Poppy cultivation is greatest in the Taliban-controlled southern heartlands, in regions where troops in the US-led coalition have either withdrawn are in the process of pulling out, and in areas where there is poor security and little in the way of agricultural aid.

The Afghanistan Opium Winter Risk Assessment 2013 carried out the study for the United Nations Office on Drugs and Crime in two stages. The first – from December to January – covered central, eastern, southern and western Afghanistan, where opium is planted in the autumn of 2012; another stage covered northern and north eastern Afghanistan, where the drug is planted in the spring. The exact figures for 2013 are still unclear, but the UN said that indications are it will surpass the 154,000 hectares planted in 2012 and the 131,000 in 2011

Of Afghanistan’s 34 provinces only 14 were expected to remain poppy free, with an increase predicted in 12 and no major change in 7. The western Herat province showed a fall in cultivation, although this is believed to be due to a statistics blip.

If there is no disruption to this year’s poppy harvest, Afghanistan will regain its position as producer of 90% of the world’s opium.

Afghanistan’s share of the market had slipped to 75%, but this in turn drove up prices to a record $300 per kilogram. Prices have slipped by over $100 but are still at historic levels.

“This price is not explainable. Demand in the region and globally is even. There is no demand increase to explain this,” Jean-Luc Lemahieu, head of the UN Office for Drugs and Crime on Afghanistan, told reporters.

In addition the bitterly cold winter of 2011-2012 has been followed by a mild one, and expectations of a bumper crop are high.

The illegal cultivation of opium poppies is thought to make up about 15% of Afghanistan’s Gross Domestic Product, which in 2012 was about $20 billion.

Much of the country’s GDP is funded by foreign investment and when foreign troops leave and international investment into the country drops in 2014 Afghanistan’s real economy is expected to shrink.

International donors have agreed to provide about $4 billion annually for few years after 2014 and the US and other countries which have contributed troops have pledged about $4 billion for the Afghan National Security Forces.

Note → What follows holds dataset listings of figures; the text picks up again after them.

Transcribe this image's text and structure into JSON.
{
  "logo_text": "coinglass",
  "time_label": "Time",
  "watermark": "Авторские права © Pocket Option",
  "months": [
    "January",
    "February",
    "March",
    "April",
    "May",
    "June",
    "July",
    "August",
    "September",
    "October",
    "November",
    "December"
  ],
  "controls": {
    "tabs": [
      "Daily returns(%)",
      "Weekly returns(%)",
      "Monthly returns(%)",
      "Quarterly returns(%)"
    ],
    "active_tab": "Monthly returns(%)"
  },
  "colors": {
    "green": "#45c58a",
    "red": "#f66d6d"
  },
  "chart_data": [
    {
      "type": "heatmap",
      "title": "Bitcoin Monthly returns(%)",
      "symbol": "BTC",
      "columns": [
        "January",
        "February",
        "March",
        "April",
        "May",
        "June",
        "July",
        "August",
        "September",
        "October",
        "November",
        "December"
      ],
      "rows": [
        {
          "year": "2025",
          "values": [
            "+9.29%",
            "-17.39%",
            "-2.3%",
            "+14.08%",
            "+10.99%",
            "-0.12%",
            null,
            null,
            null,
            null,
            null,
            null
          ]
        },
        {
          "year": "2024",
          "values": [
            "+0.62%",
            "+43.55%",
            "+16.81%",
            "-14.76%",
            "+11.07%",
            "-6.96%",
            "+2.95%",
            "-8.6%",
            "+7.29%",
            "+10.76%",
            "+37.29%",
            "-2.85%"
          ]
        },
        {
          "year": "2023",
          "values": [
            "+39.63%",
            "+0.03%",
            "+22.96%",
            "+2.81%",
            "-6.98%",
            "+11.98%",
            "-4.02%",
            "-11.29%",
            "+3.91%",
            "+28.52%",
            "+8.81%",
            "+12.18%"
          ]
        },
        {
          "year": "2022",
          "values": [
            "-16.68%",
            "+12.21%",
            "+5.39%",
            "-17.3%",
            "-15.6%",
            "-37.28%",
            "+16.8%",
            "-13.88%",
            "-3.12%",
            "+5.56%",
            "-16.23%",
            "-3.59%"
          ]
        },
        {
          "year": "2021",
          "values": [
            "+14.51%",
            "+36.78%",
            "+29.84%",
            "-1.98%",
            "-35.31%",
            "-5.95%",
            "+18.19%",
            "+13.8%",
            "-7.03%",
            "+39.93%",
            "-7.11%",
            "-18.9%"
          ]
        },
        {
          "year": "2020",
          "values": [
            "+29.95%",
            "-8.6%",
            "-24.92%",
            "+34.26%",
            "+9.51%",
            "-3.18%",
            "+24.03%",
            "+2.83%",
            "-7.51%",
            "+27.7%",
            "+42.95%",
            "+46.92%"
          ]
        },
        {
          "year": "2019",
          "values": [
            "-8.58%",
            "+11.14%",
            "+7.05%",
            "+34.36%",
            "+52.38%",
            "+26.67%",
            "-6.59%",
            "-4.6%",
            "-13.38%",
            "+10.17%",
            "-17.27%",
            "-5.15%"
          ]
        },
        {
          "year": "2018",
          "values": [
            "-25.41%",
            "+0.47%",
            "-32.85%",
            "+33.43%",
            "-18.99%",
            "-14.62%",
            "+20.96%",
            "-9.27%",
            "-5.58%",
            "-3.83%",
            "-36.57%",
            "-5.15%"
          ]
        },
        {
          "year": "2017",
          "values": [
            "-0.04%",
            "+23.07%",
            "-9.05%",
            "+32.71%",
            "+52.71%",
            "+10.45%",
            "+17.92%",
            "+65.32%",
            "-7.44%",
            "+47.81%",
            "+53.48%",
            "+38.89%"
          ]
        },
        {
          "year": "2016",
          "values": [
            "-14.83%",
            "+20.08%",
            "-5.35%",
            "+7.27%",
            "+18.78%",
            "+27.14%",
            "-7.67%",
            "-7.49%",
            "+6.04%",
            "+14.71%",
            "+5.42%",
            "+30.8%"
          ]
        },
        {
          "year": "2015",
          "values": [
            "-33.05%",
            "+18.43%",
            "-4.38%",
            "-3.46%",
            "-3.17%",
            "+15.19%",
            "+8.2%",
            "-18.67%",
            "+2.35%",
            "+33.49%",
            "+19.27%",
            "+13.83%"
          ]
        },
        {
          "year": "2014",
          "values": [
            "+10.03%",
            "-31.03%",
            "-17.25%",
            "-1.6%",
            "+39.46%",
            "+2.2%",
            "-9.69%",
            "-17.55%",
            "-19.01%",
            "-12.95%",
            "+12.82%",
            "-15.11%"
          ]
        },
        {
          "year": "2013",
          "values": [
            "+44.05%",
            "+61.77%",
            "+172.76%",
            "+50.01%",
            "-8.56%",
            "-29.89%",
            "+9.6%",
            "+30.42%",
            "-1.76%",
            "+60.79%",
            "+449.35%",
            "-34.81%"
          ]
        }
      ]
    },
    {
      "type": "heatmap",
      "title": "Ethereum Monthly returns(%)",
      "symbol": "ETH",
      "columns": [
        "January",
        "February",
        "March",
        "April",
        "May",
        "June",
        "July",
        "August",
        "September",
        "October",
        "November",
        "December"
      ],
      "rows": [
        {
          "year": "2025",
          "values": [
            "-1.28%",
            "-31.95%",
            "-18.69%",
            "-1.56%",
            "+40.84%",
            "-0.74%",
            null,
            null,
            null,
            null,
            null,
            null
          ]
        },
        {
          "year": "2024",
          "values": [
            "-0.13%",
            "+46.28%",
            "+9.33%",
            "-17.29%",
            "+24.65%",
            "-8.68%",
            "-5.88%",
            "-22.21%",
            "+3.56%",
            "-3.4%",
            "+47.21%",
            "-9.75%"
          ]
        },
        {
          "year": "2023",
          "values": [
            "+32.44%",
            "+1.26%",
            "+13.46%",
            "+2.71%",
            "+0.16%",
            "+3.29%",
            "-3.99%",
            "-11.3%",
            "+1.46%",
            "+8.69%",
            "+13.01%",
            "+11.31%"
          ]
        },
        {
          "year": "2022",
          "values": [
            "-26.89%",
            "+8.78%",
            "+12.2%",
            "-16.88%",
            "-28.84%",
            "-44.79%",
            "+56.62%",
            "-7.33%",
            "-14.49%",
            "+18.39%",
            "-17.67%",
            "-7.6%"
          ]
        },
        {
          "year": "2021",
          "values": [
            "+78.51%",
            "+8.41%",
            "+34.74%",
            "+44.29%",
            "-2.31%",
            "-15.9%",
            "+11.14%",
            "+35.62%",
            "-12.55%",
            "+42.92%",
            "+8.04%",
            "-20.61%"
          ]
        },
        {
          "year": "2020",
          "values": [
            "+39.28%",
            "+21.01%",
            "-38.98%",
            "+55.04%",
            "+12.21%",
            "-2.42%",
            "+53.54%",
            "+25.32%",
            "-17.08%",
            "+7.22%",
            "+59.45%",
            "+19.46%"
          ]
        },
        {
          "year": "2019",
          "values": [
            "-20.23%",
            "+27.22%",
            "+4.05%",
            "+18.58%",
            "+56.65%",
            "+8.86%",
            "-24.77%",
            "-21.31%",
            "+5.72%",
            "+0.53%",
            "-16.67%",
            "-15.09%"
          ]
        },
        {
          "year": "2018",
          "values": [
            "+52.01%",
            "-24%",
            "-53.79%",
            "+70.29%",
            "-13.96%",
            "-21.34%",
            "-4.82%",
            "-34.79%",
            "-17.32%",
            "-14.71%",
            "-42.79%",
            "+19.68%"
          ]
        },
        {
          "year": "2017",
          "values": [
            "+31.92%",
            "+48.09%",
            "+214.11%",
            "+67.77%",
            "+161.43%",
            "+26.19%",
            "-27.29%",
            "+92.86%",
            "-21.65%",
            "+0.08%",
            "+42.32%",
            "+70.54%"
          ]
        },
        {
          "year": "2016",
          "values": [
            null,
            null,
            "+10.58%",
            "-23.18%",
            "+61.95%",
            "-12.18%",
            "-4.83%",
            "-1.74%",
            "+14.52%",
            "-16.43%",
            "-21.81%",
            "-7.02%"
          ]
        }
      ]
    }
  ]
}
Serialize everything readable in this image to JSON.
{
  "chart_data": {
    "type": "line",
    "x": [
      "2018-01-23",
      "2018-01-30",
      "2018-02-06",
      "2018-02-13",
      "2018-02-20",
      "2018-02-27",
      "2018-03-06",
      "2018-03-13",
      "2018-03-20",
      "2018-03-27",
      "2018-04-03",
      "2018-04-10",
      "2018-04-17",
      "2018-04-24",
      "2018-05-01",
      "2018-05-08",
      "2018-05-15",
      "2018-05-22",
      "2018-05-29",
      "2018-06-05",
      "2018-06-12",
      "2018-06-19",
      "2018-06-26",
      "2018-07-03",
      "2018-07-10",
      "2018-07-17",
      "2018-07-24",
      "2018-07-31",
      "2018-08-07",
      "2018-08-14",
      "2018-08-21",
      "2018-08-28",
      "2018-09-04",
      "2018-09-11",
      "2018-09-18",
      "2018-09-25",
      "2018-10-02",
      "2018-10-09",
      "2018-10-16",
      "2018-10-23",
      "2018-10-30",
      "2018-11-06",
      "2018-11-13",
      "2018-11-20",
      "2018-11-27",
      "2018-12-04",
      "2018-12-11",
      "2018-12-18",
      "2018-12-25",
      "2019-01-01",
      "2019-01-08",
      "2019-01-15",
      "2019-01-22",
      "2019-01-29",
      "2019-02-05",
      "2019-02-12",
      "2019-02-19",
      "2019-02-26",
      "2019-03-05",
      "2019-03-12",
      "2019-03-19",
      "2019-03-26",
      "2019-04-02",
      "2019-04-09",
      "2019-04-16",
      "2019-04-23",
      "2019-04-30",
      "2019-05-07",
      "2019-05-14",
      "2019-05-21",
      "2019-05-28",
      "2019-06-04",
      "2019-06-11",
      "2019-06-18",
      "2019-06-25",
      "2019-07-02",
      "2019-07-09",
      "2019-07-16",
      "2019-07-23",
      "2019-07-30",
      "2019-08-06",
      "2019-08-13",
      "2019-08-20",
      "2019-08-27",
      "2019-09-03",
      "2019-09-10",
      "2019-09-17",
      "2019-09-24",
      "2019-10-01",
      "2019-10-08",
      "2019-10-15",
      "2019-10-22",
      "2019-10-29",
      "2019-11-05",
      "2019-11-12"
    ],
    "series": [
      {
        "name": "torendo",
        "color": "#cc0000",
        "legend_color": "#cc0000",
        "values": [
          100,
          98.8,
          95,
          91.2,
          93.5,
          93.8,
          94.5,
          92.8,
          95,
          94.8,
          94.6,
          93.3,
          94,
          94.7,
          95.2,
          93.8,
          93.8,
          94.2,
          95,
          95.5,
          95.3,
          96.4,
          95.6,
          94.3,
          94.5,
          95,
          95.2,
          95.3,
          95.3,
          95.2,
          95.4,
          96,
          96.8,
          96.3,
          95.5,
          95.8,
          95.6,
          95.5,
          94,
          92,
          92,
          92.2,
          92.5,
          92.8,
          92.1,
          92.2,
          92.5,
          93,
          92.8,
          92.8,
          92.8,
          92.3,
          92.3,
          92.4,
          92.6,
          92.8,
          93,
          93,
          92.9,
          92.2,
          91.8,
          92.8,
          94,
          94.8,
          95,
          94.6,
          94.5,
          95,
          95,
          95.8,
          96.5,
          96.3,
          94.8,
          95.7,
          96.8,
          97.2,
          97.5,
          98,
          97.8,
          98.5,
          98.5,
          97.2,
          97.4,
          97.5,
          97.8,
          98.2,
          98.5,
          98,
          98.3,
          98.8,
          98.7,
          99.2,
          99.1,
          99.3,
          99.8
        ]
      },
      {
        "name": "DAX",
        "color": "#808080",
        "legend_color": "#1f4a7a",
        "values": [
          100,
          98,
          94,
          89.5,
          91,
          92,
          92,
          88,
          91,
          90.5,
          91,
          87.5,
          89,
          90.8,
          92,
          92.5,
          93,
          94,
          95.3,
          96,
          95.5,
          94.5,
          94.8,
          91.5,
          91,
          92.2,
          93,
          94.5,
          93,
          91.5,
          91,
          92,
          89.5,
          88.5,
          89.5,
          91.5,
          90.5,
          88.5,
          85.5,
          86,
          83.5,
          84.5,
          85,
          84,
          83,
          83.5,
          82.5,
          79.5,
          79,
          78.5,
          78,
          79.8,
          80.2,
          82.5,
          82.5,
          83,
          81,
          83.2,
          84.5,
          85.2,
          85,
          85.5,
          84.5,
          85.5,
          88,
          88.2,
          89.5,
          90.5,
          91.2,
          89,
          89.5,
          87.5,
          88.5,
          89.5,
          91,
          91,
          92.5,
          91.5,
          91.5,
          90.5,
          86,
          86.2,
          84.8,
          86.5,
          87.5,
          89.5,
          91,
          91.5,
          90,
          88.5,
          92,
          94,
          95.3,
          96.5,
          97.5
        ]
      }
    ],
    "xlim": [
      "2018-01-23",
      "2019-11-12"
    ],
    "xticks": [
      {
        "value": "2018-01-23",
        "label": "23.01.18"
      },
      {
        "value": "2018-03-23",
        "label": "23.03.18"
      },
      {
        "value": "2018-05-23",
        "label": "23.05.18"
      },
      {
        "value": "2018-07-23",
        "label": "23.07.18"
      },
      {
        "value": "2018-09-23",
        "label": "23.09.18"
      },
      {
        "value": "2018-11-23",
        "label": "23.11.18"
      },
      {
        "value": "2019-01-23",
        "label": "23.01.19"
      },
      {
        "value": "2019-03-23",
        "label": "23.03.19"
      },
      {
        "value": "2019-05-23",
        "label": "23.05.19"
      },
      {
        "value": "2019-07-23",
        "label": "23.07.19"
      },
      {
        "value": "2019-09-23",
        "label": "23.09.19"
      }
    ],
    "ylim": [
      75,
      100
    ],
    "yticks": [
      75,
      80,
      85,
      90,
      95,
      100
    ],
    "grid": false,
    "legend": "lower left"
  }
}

Afghanistan has a small but effective counter narcotics force, but as crop sales mostly fund local power brokers, criminal gangs and to a lesser degree the Taliban, it makes it difficult for the Afghan government to establish control in areas where the black market opium trade is driving the economy.

This photo taken on December 19, 2012 shows an Afghan policeman standing guard as a pile of narcotics is burned by officials on the outskirts of Jalalabad Nangarhar province. (AFP Photo / Shan Marai)

Although the report found that fear of eradication of opium crops had become more significant than in previous years, and therefore made farmers stick to legal crops, overall the government and aid community had not prioritized efforts to cut back the crop, which is feeding the global heroin market.

“We need to have counter-narcotics dealt with seriously by the entire government as well as the aid community. One of the big missing links here is providing for the communities themselves,” said Lemahieu.

Eradicating the opium crop without giving farmers benefits such as health care, education and support growing other crops, pushes the Taliban and other insurgent groups that tolerate poppy growth into the arms of farmers.

Narcotics have the same share in world trade as oil and gas.

Since NATO began its campaign in Afghanistan in 2001, more than 1 million people have died as a result of Afghan heroin.

“Afghan heroin has killed more than 1 million people worldwide since ‘Operation Enduring Freedom’ began and over a trillion dollars has been invested into transnational organized crime from drug sales,” Viktor Ivanov, the head of Russia’s Federal Drug Control Service, stated during a presentation to the UN’s Commission on Narcotic Drugs last month.

He added that Russia advocated doing in Afghanistan what the US does with the Columbian government in Columbia to destroy Coca plants, namely destroy as many poppy fields in Afghanistan as possible.